Report confirms alleged cruise ship crimes
Industry under fire for issue Local 2 Investigates highlighted last year
The cruise ship industry is under fire on capitol hill for an issue Local 2 Investigates highlighted last year.
"Consumers have the right to know what we have learned before they book their first or next dream vacation," Senator John D. Rockefeller IV said, during a congressional sub-committee hearing.
Last August, Local 2 Investigates reported federal law makes it impossible for the public to gain access to information about crimes committed at sea.
According to a congressional report, our findings were confirmed. Only 31 out of more than 900 alleged crimes reported since 2011 to the FBI were made public. See report.
Currently, the FBI is only required to disclose crimes that have been solved, but the vast majority of cases go unsolved.
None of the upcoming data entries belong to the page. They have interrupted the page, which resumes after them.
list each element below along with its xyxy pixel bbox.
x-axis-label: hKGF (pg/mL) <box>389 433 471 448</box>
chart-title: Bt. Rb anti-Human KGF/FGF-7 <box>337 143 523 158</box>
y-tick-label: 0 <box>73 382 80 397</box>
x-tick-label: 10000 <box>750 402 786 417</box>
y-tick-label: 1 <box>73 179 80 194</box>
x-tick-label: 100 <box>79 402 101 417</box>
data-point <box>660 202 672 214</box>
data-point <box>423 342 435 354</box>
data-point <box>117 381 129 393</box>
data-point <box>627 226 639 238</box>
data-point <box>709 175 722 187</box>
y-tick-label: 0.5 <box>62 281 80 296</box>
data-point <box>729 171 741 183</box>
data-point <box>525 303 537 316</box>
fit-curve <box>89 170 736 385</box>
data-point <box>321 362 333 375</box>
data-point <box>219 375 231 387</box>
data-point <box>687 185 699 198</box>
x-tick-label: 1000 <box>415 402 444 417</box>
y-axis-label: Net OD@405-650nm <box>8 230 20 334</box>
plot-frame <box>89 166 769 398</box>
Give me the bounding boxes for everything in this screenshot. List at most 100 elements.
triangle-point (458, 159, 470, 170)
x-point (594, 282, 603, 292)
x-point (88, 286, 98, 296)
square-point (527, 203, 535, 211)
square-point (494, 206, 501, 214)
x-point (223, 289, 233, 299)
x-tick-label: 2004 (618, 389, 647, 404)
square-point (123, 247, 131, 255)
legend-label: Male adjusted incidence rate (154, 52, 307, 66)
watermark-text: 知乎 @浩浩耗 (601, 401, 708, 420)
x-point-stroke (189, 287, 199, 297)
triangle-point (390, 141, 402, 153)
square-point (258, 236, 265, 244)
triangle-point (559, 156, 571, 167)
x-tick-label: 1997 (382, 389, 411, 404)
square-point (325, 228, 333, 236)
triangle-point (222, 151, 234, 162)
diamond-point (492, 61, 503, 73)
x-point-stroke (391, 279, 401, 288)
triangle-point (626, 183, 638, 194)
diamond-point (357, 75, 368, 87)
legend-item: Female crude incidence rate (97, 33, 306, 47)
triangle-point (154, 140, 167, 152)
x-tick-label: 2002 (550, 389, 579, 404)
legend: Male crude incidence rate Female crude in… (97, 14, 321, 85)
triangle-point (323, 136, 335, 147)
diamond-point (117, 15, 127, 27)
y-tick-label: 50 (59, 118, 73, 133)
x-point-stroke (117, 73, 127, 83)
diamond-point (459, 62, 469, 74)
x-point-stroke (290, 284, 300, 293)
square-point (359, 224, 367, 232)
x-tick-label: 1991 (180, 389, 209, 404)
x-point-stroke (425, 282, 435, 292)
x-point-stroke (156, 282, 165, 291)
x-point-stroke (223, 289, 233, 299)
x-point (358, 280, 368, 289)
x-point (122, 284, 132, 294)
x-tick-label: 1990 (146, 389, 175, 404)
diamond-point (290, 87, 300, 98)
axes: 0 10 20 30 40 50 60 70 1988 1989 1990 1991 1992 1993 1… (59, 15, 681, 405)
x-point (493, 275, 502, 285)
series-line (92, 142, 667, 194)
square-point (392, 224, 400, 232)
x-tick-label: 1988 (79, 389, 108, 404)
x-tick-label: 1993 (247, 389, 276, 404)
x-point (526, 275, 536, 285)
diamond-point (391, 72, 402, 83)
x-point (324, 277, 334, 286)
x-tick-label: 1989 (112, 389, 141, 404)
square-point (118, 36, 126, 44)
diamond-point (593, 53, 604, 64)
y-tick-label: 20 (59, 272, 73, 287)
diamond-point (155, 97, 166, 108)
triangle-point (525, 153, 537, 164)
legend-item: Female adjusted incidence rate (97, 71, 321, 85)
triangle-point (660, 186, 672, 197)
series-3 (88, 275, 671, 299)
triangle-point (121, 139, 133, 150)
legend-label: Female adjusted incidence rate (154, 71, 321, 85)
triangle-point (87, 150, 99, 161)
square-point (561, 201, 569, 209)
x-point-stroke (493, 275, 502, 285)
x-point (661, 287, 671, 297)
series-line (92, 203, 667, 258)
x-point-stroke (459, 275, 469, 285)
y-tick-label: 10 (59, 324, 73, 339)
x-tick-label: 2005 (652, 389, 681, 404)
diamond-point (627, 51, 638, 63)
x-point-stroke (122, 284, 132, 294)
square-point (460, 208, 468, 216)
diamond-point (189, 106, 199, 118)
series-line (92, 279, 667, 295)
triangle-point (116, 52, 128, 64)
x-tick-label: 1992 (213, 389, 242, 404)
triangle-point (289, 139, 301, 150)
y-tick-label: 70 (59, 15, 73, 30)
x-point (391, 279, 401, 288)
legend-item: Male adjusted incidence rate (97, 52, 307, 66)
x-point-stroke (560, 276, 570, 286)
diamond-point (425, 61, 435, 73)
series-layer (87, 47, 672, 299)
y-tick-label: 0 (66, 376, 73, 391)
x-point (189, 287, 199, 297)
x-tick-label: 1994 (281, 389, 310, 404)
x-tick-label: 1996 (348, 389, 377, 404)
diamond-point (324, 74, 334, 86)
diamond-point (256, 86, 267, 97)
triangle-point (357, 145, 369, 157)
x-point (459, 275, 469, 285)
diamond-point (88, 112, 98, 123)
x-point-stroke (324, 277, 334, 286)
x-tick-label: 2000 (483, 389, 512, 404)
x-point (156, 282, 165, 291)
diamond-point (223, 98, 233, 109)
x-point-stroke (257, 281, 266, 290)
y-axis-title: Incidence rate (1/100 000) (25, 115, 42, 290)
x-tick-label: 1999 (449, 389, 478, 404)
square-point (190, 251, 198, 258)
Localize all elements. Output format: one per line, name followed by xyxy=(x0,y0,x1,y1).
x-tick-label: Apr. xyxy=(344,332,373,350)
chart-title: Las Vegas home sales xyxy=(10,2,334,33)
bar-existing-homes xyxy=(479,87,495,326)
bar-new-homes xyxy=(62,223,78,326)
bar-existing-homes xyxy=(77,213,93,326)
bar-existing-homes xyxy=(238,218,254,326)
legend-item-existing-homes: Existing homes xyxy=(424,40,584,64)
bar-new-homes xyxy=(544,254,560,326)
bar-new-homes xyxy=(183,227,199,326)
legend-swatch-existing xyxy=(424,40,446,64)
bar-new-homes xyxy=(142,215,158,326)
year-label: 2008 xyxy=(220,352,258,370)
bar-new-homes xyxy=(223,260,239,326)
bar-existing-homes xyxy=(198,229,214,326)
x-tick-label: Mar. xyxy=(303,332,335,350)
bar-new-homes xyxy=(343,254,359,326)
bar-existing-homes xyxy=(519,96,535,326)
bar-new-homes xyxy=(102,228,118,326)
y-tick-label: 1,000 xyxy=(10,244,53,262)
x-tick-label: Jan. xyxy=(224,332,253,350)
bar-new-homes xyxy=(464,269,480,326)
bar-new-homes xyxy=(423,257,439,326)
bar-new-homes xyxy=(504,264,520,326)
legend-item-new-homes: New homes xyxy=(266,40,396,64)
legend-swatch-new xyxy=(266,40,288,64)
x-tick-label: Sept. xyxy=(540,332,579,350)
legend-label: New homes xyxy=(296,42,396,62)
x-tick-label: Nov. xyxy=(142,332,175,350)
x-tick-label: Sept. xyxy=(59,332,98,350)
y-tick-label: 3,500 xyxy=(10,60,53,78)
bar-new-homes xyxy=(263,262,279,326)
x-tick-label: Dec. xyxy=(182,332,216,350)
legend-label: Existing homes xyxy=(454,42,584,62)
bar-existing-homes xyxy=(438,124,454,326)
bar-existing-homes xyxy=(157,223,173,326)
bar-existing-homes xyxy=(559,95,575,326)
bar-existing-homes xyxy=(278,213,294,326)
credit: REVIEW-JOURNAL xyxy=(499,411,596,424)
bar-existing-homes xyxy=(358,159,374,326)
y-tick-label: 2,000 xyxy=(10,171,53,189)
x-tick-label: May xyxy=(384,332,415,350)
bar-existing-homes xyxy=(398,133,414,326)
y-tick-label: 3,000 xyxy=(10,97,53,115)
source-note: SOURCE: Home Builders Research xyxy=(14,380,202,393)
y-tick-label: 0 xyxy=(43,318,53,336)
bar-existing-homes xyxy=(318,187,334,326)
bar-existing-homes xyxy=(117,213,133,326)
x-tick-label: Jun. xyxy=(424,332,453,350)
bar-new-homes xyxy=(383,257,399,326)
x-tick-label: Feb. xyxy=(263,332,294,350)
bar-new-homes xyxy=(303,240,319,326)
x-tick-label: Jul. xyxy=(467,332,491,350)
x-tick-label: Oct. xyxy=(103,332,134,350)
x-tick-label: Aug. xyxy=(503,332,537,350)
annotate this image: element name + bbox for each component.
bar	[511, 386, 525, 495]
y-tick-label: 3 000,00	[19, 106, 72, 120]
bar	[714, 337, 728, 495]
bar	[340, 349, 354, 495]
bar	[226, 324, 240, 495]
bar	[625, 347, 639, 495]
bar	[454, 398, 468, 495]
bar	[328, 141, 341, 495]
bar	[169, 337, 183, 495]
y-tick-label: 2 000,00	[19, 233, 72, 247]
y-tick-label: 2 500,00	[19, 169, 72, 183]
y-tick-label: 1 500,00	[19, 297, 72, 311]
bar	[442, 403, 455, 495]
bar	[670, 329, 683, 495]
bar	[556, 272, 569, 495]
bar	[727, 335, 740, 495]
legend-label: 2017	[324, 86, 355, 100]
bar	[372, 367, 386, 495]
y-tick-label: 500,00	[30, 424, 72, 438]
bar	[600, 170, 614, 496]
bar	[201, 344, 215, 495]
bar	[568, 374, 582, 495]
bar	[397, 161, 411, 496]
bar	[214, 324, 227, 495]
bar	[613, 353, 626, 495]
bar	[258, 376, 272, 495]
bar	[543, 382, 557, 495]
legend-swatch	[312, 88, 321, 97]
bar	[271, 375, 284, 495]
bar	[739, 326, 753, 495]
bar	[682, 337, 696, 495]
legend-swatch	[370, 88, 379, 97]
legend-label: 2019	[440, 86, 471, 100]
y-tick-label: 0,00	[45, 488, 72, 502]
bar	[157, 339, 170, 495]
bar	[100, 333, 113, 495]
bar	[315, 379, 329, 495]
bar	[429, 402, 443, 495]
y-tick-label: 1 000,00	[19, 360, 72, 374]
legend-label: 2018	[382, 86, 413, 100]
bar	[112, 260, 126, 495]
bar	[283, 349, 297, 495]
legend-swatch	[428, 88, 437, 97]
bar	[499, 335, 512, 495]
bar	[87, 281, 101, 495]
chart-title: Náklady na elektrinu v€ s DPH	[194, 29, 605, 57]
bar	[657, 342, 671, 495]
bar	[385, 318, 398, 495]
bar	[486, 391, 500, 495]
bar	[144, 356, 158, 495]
The United States Coast Guard currently maintains the website that disseminates the information.
But passenger protection requirements, and crime data reporting may be changing with the introduction of the Cruise Passenger Protection Act.
The legislation, which has yet to become law, mandates cruise lines contact the FBI within four hours of an alleged crime. It also orders cruise ships to be outfitted with extensive video surveillance systems in public areas and for employees to safeguard video evidence.
In addition, the "Cruise Passenger Protection Act" requires more detailed and accurate crime statistics be available to the public online.